Un jeune conducteur roule au maximum à 110 km/h sur autoroute, contre 130 km/h pour les autres automobilistes. Sur les sections d’autoroute limitées à moins de 130 km/h, sa vitesse maximale descend à 100 km/h.

Un jeune conducteur peut-il rouler à 130 km/h ?

Non. Pendant toute la période probatoire, la vitesse est plafonnée à 110 km/h sur autoroute, même si le panneau affiche 130 km/h. Le respect de cette limite réduite est obligatoire jusqu’à la fin du statut de conducteur novice.

Les limitations changent-elles par temps de pluie pour un jeune conducteur ?

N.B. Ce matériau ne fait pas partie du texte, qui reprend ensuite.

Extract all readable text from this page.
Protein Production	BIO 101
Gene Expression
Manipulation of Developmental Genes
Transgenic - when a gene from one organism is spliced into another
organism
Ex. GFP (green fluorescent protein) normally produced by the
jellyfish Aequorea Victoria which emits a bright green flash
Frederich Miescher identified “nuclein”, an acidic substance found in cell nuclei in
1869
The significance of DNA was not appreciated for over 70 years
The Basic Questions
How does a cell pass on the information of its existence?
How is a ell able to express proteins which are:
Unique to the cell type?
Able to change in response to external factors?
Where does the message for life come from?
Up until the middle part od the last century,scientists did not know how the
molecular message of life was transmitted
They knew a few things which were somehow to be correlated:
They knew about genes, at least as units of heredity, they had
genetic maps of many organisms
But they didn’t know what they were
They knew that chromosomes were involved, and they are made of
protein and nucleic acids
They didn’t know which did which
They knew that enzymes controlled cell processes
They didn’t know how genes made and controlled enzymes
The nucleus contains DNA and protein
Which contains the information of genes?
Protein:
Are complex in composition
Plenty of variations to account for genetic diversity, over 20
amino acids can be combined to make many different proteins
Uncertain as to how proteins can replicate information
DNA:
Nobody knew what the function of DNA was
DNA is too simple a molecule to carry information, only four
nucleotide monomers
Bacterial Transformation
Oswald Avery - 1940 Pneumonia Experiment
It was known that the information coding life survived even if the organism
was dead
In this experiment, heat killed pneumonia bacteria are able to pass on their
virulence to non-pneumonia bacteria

Non, elles restent identiques au temps sec. Le jeune conducteur roule déjà au niveau de vitesse que les conducteurs confirmés adoptent sous la pluie. La limite ne descend donc pas une deuxième fois, sauf visibilité inférieure à 50 mètres, où elle tombe à 50 km/h pour tous.

Combien de temps durent les limitations de vitesse pour un jeune conducteur ?

Les vitesses réduites s’appliquent pendant la période probatoire, soit 3 ans dans le cas général et 2 ans après une conduite accompagnée. À la fin de cette période, sans perte de points, le conducteur retrouve les vitesses normales.

Que risque un jeune conducteur en cas de grand excès de vitesse ?

Un excès de 50 km/h ou plus retire 6 points, soit la totalité du capital d’un conducteur de première année, ce qui invalide le permis. Depuis le 29 décembre 2025, ce grand excès est aussi un délit, passible d’une amende pouvant atteindre 3 750 € et d’une suspension du permis.